The registry.bitswalk.net/examples/* tags above are illustrative: they show the canonical publish-and-compose shape, but they are not guaranteed pullable from a public registry, and the kernel/ recipe needs a multi-hour upstream compile. For a reproducible, minimal end-to-end bootable run that needs neither, the repository ships a fixture builder:

scripts/make-boot-fixture.sh /tmp/umf-boot-fixture   # Alpine linux-virt kernel + static-busybox rootfs

It writes a kernel/ + rootfs/ pair (a real vmlinuz plus modules and a busybox /sbin/init). The boot-smoke test (tests/boot_smoke.rs) seeds that pair as OCI artifacts, runs umf build into a type=bootable image, umf compiles it to a UKI disk, and boots it under QEMU/KVM to a userspace marker:

UMF_BOOT_SMOKE=1 UMF_BOOT_FIXTURE=/tmp/umf-boot-fixture cargo test --release --test boot_smoke

This is the minimal, reproducible demo set; the kernel-build-envkernelrootfs chain above is the production-shaped equivalent (real toolchain, real compile).

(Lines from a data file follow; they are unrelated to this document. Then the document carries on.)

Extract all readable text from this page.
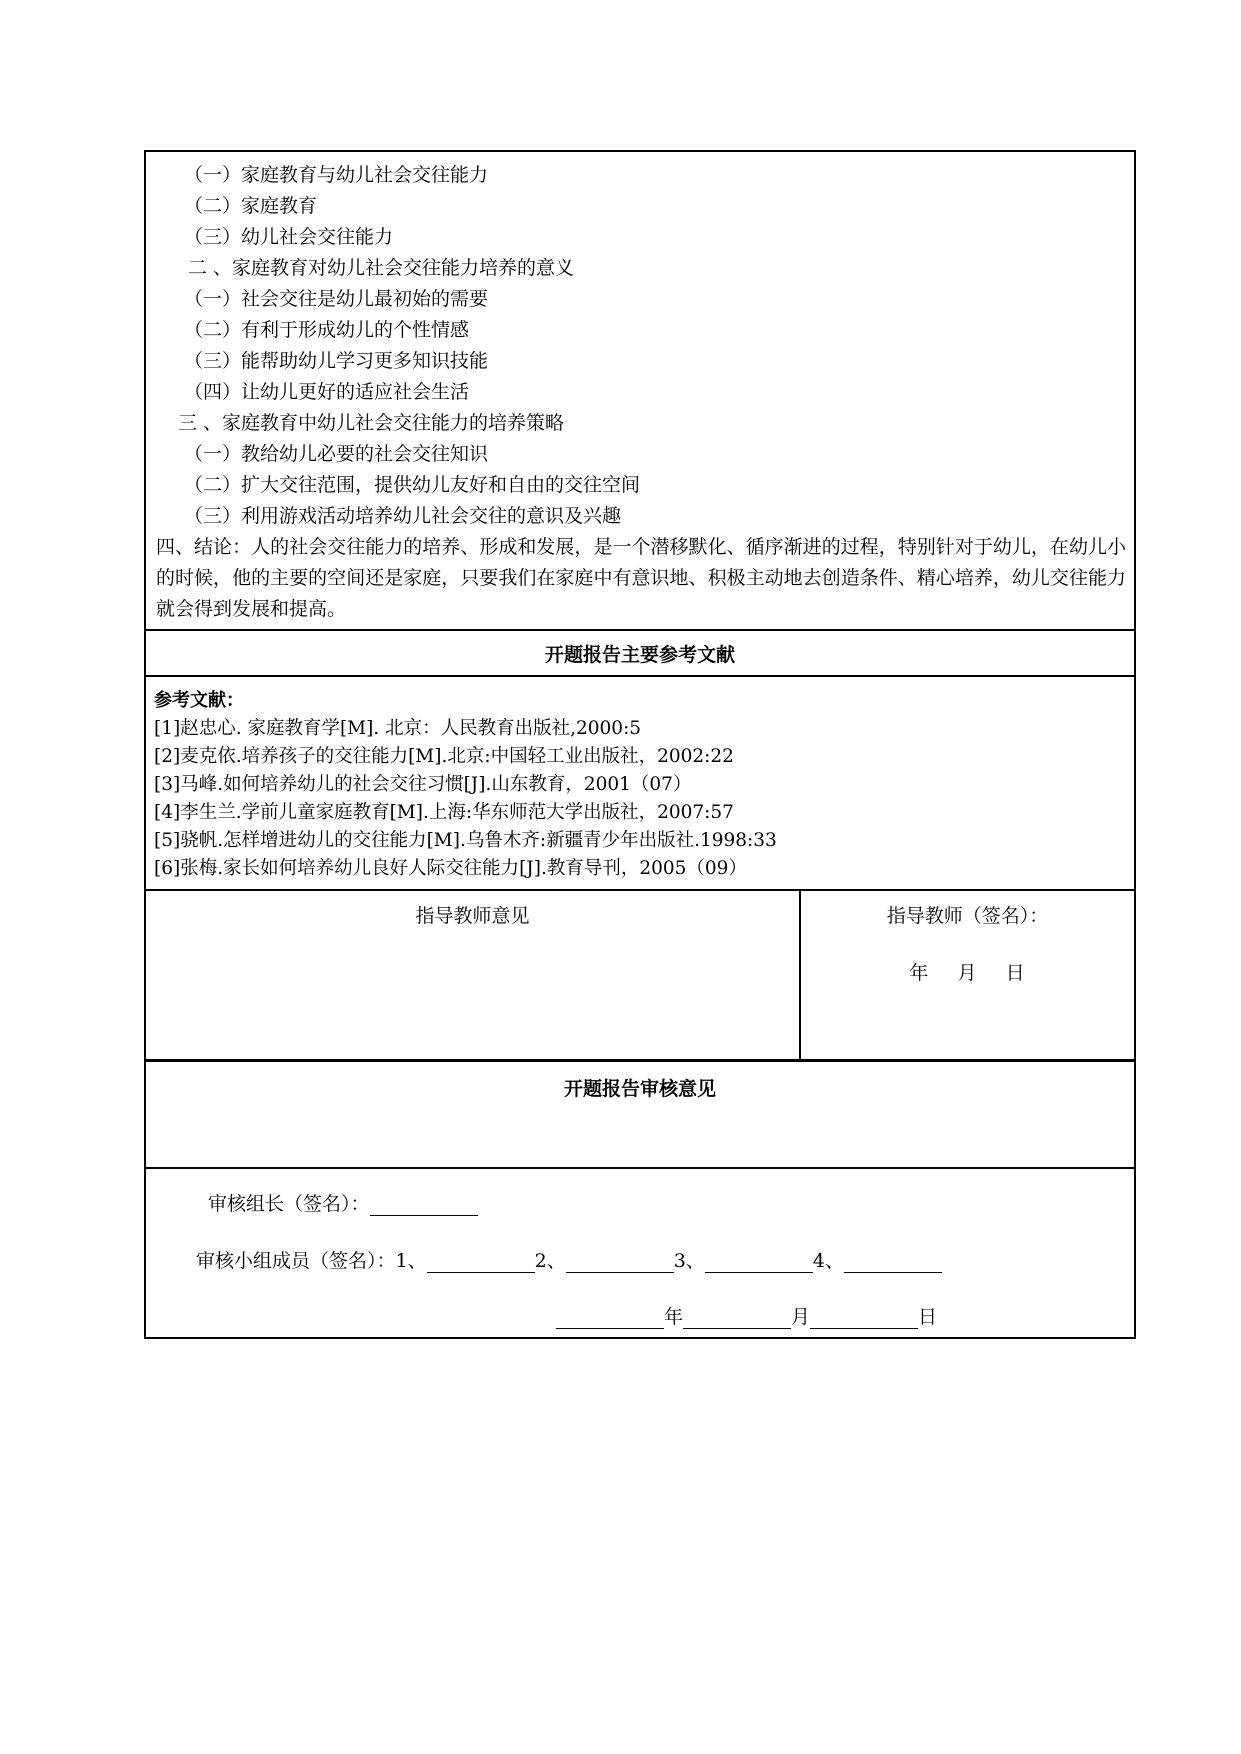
（一）家庭教育与幼儿社会交往能力
（二）家庭教育
（三）幼儿社会交往能力
二 、家庭教育对幼儿社会交往能力培养的意义
（一）社会交往是幼儿最初始的需要
（二）有利于形成幼儿的个性情感
（三）能帮助幼儿学习更多知识技能
（四）让幼儿更好的适应社会生活
三 、家庭教育中幼儿社会交往能力的培养策略
（一）教给幼儿必要的社会交往知识
（二）扩大交往范围，提供幼儿友好和自由的交往空间
（三）利用游戏活动培养幼儿社会交往的意识及兴趣
四、结论：人的社会交往能力的培养、形成和发展，是一个潜移默化、循序渐进的过程，特别针对于幼儿，在幼儿小的时候，他的主要的空间还是家庭，只要我们在家庭中有意识地、积极主动地去创造条件、精心培养，幼儿交往能力就会得到发展和提高。
开题报告主要参考文献
参考文献：
[1]赵忠心. 家庭教育学[M]. 北京：人民教育出版社,2000:5
[2]麦克依.培养孩子的交往能力[M].北京:中国轻工业出版社，2002:22
[3]马峰.如何培养幼儿的社会交往习惯[J].山东教育，2001（07）
[4]李生兰.学前儿童家庭教育[M].上海:华东师范大学出版社，2007:57
[5]骁帆.怎样增进幼儿的交往能力[M].乌鲁木齐:新疆青少年出版社.1998:33
[6]张梅.家长如何培养幼儿良好人际交往能力[J].教育导刊，2005（09）
指导教师意见	指导教师（签名）：
年    月    日
开题报告审核意见
审核组长（签名）：
审核小组成员（签名）：1、	2、	3、	4、
年	月	日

FROM scratch vs. a base image

The recipes here build on real base images (debian:bookworm-slim, busybox:1.36-musl) because each wants what the base ships (a toolchain, or busybox binaries). FROM scratch is equally supported: a producer build can start from nothing and pull its userland with a bare ADD <oci-ref> /. Reach for a base image when you want its contents; reach for scratch when you are assembling the filesystem yourself.

Network during RUN

The kernel-build-env and kernel recipes fetch over the network during RUN (apt-get, git clone), the conventional shape and the same one the apt-based recipes in ../examples.md use. umf build runs each RUN step in an isolated network namespace with compartmentalized NAT'd egress (a veth pair plus a host nft masquerade rule, programmed in-process by umf-networking), so those fetches work on a build that has the privileges egress needs (CAP_NET_ADMIN, the rootful path CI's NAT-egress lane exercises). Where that egress is unavailable (no host forwarding, or insufficient privileges), pre-vendor the toolchain and kernel source into the build context and ADD them instead of fetching.

Validation status

  • All three pass umf parse (lexing + grammar + structural validation).
  • rootfs/ builds end-to-end with no RUN network access, so it is the quickest to reproduce.
  • kernel-build-env/ and kernel/ build on a host that provides RUN egress (see above). kernel/ additionally needs an existing upstream tag (the v7.0 placeholder isn't on torvalds/linux yet, so substitute e.g. v6.12 / release 6.12.0) and a multi-hour compile.